Waverly Hall Police Chief laid to rest - WTVM.com-Columbus, GA News Weather & Sports

Waverly Hall Police Chief laid to rest


Friends and family gathered at the Springfield Baptist Church in Waverly Hall Saturday to say goodbye to a man who was more than a historical figure.  He went beyond his duties as leader of the police department to extend his hand to help anyone who needed it.   

Emergency workers recalled Chief Wallace Marriner would help with even the smallest tasks.  They once arrived at a farm where cows were loose in the road, and found the Chief was already there shooing them back into the pen. 

"He was a great guy, just an all around great guy.  Chief, family, friend, he was just an all around great man," said his cousin, Joe Hollis.   

Chief Marriner received a funeral with full military honors and police departments from around the state were represented.  The chief of East Point, Georgia, said he knew Marriner personally. 
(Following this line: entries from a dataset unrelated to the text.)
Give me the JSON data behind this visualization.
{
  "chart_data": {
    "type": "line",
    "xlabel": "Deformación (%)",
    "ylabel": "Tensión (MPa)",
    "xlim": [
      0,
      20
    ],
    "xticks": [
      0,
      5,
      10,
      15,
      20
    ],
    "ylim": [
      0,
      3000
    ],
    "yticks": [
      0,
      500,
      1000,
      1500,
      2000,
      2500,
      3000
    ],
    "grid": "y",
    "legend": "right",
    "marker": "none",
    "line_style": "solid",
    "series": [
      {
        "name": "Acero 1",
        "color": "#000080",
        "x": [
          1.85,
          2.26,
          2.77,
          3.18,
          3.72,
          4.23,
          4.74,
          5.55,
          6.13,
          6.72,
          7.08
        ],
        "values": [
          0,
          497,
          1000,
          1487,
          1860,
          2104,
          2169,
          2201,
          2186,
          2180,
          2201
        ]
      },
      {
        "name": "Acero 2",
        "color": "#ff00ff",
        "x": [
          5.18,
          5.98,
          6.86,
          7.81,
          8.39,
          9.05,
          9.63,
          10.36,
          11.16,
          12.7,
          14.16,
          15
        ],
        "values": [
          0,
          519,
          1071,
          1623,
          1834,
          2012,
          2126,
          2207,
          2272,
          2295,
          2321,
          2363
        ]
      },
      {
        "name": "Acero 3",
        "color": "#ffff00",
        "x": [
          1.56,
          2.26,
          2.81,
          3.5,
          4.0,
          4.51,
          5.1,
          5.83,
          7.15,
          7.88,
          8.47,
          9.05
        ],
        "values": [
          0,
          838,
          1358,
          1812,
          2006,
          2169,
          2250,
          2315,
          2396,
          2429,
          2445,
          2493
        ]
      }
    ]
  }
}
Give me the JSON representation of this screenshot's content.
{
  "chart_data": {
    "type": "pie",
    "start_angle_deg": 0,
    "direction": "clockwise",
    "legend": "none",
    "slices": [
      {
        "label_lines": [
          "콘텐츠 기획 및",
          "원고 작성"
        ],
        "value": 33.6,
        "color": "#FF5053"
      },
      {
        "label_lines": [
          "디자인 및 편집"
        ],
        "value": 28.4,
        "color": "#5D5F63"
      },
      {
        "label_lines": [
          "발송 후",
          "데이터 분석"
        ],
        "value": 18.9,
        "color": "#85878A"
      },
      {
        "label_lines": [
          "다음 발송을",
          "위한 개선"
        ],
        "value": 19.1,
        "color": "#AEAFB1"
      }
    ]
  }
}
"I met him back in 1982.  He became like a mentor to me.  I was named police chief of a small town at the age of 26 and I used to call him all the time for advice and guidance.  I would really just watch his example.   There was never a time when I called him when he didn't take the time to talk to me, just to explain things to me and help me along," said East Point Police Chief, Woodrow Blue.

After twenty years of military service, Chief Marriner spent even more time serving the Waverly Hall police department.  He was the first African-American to the lead the department in its history. 

"That was a big leap, especially in the south.  I'm from up north and we thought that was a great thing.  In 1976 he retired from the Navy and got on with the police force and that was amazing," said his cousin, Jay Porter. 

But it wasn't always business with the chief.  His friends say he had a great sense of humor and was a good sport when it came to pranks. 

"The running joke every time he'd pull up to the fire station, he'd get out and come into the station, then someone would leave out the back and get in his car and take off with it and hide it," said Waverly Hall assistant fire chief, James Henderson.   

His daughter recalls the first time her son was born, Chief Wallace was happy to assume the role of loving grandfather. 

"He was at the hospital and he actually held her before I got to hold her.  He stood there and he was making little googley faces with her.  He held me in the other arm and held her with this arm," said his daughter, Sherry Willis, "My fondest memory that I will miss is sitting in his den playing his favorite song from the Lionel Richie album.  We were sitting there playing it all day for hours at a time.  That's what I'm going to miss the most about it."  

Chief Wallace was 76 at the time of his passing and is buried at the Waverly Hall cemetery.